Tristezas do mundo

Adriano Grineberg: as origens africanas do blues tocadas ao piano

Em participação no "Hora do Rango", músico contou que tocar blues numa guitarra elétrica é motivo de perseguição e morte em alguns países da África. Resgate dessa "vida de artista" está em seu terceiro disco

Divulgação/Kaedi Konrad Waldmann
Divulgação/Kaedi Konrad Waldmann
Cena do filme "Mali Blues", país de forte influência na música do pianista Adriano Grineberg (destaque), e onde tocar blues elétrico pode levar à morte

São Paulo — Adriano Grineberg era adolescente quando foi ao Blues Festival, em 1989, no Ginásio do Ibirapuera, em São Paulo. Ali ouviu Ed Motta, André Christovam e Magic Slim, entre outros, e foi apresentado à atmosfera do ritmo que mudaria sua vida. “Foi um som que me pegou logo de cara, foi uma noite mágica”, relembra o músico, durante o programa Hora do Rango que foi ao ar nesta terça-feira (23), pela Rádio Brasil Atual.

Curiosamente, o futuro pianista se encantou com o blues numa noite em que não houve pianista no palco. Tempos depois conseguiu um CD com 22 blues tocados no piano. Ouvia-o sem parar, três vezes ao dia. Um hábito que, diz, os jovens de hoje não têm mais. Escutar repetidamente a mesma música parece não fazer mais sentido para uma geração com fácil acesso à informação por meio da internet.

Naquela época, ter pouca chance de ouvir pianistas tocando blues dificultou imaginar o som que um dia gostaria de fazer. A situação foi mudando à medida em que Grineberg se aventurou pela música originária do norte da África, a fonte primária do blues. Segundo relatou o cantor e compositor, os africanos daquela região, quando escravizados nos Estados Unidos, não podiam usar tambores, pois a igreja protestante proibia, razão pela qual se desenvolveu no país americano uma música “mais vocalizada”. Situação diferente da que levou ao surgimento do samba no Brasil e de outros ritmos latinos e caribenhos, onde os negros originários da África deixaram o legado de uma música fortemente baseada em instrumentos de percussão.

A conexão com os ritmos africanos é hoje a essência do blues tocado pelo pianista Adriano Grineberg, que apresenta no próximo sábado (27), em show no Sesc Belenzinho, zona leste de São Paulo, seu terceiro álbum solo, batizado simplesmente de 108. O novo trabalho é uma fusão de influências diversas, começando por ritmos regionais do Brasil, sedimentado na origem africana do blues, e passando ainda por ritmos indianos, do Paquistão e do Oriente Médio. As músicas são cantadas em línguas ancestrais de diversos países.

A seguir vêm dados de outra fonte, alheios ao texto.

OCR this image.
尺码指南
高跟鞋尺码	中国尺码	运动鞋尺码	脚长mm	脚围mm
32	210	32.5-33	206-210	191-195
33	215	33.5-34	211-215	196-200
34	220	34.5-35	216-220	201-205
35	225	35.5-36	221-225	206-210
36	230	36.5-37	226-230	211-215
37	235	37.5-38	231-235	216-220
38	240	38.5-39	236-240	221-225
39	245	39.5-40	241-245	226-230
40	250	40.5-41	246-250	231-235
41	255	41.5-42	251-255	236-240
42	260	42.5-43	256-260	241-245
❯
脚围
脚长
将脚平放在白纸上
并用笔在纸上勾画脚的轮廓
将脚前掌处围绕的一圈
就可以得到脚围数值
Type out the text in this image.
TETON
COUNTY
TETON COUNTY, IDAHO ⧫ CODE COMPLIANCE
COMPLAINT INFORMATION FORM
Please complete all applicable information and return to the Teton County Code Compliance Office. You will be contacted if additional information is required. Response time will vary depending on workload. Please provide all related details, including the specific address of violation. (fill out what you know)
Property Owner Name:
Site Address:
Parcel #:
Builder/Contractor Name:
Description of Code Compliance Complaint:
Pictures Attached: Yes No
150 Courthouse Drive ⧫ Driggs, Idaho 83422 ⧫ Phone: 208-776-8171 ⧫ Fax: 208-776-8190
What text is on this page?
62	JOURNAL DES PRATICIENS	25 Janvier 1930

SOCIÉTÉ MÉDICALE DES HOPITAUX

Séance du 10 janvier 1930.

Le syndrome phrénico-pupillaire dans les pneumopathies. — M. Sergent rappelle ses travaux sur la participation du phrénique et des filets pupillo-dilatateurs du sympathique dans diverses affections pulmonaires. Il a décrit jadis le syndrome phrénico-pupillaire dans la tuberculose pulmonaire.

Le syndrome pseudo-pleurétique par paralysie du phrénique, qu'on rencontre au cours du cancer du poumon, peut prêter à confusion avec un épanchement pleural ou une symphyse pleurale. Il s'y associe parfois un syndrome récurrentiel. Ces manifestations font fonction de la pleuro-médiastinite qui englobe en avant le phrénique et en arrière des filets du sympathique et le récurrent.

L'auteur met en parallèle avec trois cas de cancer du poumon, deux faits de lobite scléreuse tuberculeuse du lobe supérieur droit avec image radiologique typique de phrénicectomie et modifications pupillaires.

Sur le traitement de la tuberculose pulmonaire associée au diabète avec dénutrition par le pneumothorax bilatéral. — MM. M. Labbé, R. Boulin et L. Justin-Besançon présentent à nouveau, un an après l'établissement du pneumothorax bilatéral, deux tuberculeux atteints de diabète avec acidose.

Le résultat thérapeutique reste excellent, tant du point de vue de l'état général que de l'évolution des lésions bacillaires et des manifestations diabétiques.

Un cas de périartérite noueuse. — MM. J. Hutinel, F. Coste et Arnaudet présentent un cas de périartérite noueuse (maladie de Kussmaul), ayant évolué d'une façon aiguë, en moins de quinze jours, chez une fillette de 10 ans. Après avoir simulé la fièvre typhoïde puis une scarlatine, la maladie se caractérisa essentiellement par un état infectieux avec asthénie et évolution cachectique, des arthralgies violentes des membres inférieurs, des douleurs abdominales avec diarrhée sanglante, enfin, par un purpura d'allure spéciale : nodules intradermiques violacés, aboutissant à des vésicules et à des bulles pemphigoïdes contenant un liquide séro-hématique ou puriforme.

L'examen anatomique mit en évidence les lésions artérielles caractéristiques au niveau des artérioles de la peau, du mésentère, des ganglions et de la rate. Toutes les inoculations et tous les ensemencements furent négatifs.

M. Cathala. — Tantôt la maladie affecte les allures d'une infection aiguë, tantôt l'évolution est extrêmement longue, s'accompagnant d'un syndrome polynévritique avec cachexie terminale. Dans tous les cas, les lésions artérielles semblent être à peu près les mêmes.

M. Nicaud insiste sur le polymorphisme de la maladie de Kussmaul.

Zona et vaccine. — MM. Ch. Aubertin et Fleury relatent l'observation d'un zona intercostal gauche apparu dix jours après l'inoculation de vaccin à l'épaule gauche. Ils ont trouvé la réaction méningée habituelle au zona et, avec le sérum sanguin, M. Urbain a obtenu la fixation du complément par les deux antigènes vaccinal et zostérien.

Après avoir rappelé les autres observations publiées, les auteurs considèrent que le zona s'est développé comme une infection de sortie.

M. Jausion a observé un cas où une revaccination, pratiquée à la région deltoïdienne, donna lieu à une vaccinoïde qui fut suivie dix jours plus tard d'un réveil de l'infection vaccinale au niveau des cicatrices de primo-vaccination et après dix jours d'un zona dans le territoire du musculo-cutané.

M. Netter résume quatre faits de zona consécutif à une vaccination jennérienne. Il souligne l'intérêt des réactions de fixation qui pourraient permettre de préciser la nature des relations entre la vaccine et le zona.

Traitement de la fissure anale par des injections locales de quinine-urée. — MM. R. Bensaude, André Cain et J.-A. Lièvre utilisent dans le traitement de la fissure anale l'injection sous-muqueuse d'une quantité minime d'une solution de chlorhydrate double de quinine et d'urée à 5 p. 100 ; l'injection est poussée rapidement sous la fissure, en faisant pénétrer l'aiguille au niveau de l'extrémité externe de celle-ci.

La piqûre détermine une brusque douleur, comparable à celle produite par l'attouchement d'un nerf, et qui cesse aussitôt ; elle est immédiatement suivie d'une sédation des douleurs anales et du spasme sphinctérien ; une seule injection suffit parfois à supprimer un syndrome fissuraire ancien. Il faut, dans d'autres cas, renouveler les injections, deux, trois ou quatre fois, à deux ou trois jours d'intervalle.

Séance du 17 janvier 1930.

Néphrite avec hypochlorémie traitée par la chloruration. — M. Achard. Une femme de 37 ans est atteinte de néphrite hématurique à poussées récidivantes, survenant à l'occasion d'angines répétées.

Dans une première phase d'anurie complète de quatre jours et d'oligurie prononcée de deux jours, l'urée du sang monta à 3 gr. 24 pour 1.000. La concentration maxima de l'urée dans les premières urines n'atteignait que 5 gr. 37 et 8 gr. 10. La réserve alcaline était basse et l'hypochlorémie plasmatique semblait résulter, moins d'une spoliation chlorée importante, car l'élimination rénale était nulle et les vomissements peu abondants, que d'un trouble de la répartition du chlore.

Confira como foi o programa

“É um álbum que me representa bastante, minha história na Índia, na África, com o blues”, explica Grineberg. Uma história em que a música se funde com o encontro da própria espiritualidade e, ao final, se harmoniza numa única manifestação de vida. As experiências pelo mundo mostram ao pianista que a perseguição cultural em curso no Brasil, com ameaças de fechamento da Ancine e críticas a artistas não alinhados com as ideias do governo de Jair Bolsonaro, não são exclusividade dessa terra brasilis.    

“Não acontece só no Brasil, é uma coisa em escala global. Não só na cultura, mas em todos os aspectos, cada país tem a sua brecha para que isso aconteça. A gente tem um cenário preocupante”, pondera o pianista.

Ele dá como exemplo a situação dos músicos de blues no Mali, país localizado no norte da África, onde eles são perseguidos e mortos por usarem guitarra elétrica. “Na religião deles, isso é uma heresia imensa, então você está sendo contra a religião porque eletrificou uma guitarra.” Perseguição semelhante ocorre também na Mauritânia, Níger, Chade e Argélia. Por causa disso, músicos destes países escolhem morar na França, onde podem tocar seu ritmo predileto em instrumentos eletrificados.

O mesmo ocorre com os tuaregues, povo nômade do deserto do Saara e forte influência na música de Adriano Grineberg, que luta pelo reconhecimento de uma nação própria. Alvos de violência e perseguição, os tuaregues montam núcleos de resistência na França e na Bélgica. Porém, uma vez lá, costumam ser considerados suspeitos de serem terroristas. “O artista não tem vida fácil em nenhum lugar do mundo”, afirma.

Apesar de todas as dificuldades, Grineberg prefere permanecer otimista e esperançoso. “Quero acreditar que a boa música, aquilo que você faz, é insubstituível.”